Memang untuk menjawab pertanyaan di atas dapat dikatakan sulit-sulit mudah, dikatakan sulit karena banyak faktor atau variable yang perlu diurai secara rinci, dan disebut mudah karena indikator temporal saat ini yang diperankan pemuda Aceh hari ini dapat dijadikan sebuah kesimpulan untuk menilai kondisi Aceh hari ini. Atas dasar inilah penulis berusaha menguraikan untuk mendeskripsikan bagaimana benang merah untuk mengelola pemuda Aceh hari ini yang tentunya tidak menjadikan Aceh di masa depan semakin terpuruk.

Benar bahwa tidak ada pedoman yang baku terkait bagaimana mengelola generasi muda, khususnya generasi Aceh. Bahkan peraturan yang diatur oleh negara belum mampu menjadi penggiring agar pemuda dapat menjadi salah-satu pilar dalam menciptakan martabat daerah di Indonesia. Mencermati potret kepemudaan Aceh hari ini, yang di dalamnya juga termasuk peran kaum perempuan muda. Penampakan sementaranya sudah mengkhawatirkan, terlebih setelah pemerintah Aceh membagi-bagi dana hibah yang jumlahnya tidak sedikit di masa covid-19.

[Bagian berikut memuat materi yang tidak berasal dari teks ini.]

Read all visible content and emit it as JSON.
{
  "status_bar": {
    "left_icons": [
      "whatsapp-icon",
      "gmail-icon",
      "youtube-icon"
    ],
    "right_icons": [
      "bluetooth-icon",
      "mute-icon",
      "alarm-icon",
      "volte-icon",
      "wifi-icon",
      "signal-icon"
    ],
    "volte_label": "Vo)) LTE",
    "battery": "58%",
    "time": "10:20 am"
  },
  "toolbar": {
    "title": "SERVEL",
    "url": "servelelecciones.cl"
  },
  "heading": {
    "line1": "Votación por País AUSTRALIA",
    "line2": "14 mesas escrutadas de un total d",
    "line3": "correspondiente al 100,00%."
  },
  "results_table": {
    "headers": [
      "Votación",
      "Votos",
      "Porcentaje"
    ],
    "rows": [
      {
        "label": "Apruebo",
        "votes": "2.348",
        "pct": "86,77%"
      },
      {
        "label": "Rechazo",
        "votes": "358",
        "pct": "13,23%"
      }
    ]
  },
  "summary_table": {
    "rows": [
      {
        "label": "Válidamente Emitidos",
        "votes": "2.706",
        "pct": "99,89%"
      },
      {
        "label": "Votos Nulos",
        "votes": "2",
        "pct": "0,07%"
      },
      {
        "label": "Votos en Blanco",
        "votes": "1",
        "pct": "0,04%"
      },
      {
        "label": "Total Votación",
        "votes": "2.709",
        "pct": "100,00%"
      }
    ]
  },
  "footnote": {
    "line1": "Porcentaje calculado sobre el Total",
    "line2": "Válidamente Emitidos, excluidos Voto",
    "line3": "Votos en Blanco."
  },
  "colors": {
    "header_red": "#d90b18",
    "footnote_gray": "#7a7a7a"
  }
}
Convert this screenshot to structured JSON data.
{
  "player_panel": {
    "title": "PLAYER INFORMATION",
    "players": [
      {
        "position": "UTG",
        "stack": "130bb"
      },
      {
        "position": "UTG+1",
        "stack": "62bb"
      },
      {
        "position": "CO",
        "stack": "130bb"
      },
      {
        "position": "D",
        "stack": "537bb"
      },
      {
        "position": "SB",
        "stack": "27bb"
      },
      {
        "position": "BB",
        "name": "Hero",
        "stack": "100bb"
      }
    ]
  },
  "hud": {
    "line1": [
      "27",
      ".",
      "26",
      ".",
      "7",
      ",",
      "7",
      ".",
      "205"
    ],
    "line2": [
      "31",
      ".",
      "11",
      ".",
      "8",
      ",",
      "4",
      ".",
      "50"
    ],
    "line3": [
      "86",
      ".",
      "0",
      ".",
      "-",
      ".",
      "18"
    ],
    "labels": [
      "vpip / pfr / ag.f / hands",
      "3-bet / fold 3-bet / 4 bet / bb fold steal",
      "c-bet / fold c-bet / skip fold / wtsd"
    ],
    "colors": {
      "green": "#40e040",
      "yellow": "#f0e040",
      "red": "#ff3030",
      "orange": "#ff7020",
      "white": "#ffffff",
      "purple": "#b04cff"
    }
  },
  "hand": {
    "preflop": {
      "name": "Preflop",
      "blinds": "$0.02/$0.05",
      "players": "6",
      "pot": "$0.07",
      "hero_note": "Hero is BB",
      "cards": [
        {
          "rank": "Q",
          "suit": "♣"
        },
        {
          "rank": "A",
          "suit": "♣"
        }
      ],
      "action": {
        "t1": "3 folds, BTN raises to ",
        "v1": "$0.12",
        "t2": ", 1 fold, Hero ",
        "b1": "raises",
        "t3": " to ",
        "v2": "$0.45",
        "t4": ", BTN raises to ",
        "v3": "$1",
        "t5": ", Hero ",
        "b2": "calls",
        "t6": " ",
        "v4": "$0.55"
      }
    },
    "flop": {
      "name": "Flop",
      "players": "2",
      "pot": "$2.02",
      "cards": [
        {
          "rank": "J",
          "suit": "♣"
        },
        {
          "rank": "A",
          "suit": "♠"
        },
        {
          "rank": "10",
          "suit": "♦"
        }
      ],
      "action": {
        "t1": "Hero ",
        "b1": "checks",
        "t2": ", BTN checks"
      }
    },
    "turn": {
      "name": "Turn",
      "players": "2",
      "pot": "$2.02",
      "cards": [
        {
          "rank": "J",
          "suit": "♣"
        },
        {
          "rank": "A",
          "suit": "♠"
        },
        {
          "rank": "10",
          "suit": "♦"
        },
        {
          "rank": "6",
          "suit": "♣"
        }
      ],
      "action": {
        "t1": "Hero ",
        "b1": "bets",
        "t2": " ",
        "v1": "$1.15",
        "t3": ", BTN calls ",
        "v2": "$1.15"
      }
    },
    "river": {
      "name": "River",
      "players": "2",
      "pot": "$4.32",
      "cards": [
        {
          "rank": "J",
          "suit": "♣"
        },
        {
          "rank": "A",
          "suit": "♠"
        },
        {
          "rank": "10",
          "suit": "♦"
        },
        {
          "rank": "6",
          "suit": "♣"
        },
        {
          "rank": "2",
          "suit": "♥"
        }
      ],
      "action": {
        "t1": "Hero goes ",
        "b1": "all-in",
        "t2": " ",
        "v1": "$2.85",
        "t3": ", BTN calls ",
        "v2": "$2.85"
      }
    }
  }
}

Pada masa ini organisasi kepemudaan (OKP) justru mengalami disoreantasi atau diam tak bernyali dalam mengawal kebijakan pemerintah Aceh. Padahal, tidak jauh berselang sebelum covid-19 datang ke Aceh, persatuan generasi muda Aceh, terutama dari kalangan mahasiswa sudah ada penampakan solidaritas di antara mereka. Misalnya pada peristiwa demonstrasi di depan kantor Gubernur Aceh terkait kasus salah-satu perusahan besar di Aceh.

Tidak ingin begitu panjang menguraikan bagaimana gerakan dan dinamika pemuda Aceh masa tahun ini (2019-2021), atas kondisi seperti ini tentunya ada sebuah haluan atau formulasi untuk menghidupkan kembali pergerakan pemuda Aceh agar tidak mudah masuk ke dalam jebakan kaum oligarki, apakah kaum oligarki tersebut muncul dari birokrasi atau dari sekelompok masyarakat yang selalu melek dalam mempraktikkan politik kartel.

Sebelum merumuskan formula alternatif dalam mengelola pemuda Aceh, untuk masa kini pergerakan pemuda Aceh cenderung hidup melalui sistem pengkaderan melalui organisasi, apakah itu organisasi internal kampus maupun organisasi eksternal kampus. Tanpa memperdebatkan apakah organisasi internal kampus atau eksternal kampus yang lebih strategis memperkuat keadaban daerah dan bangsa, yang ingin disampaikan bahwa kultur regenerasi pemuda Aceh hari ini ada gejala yang kurang baik.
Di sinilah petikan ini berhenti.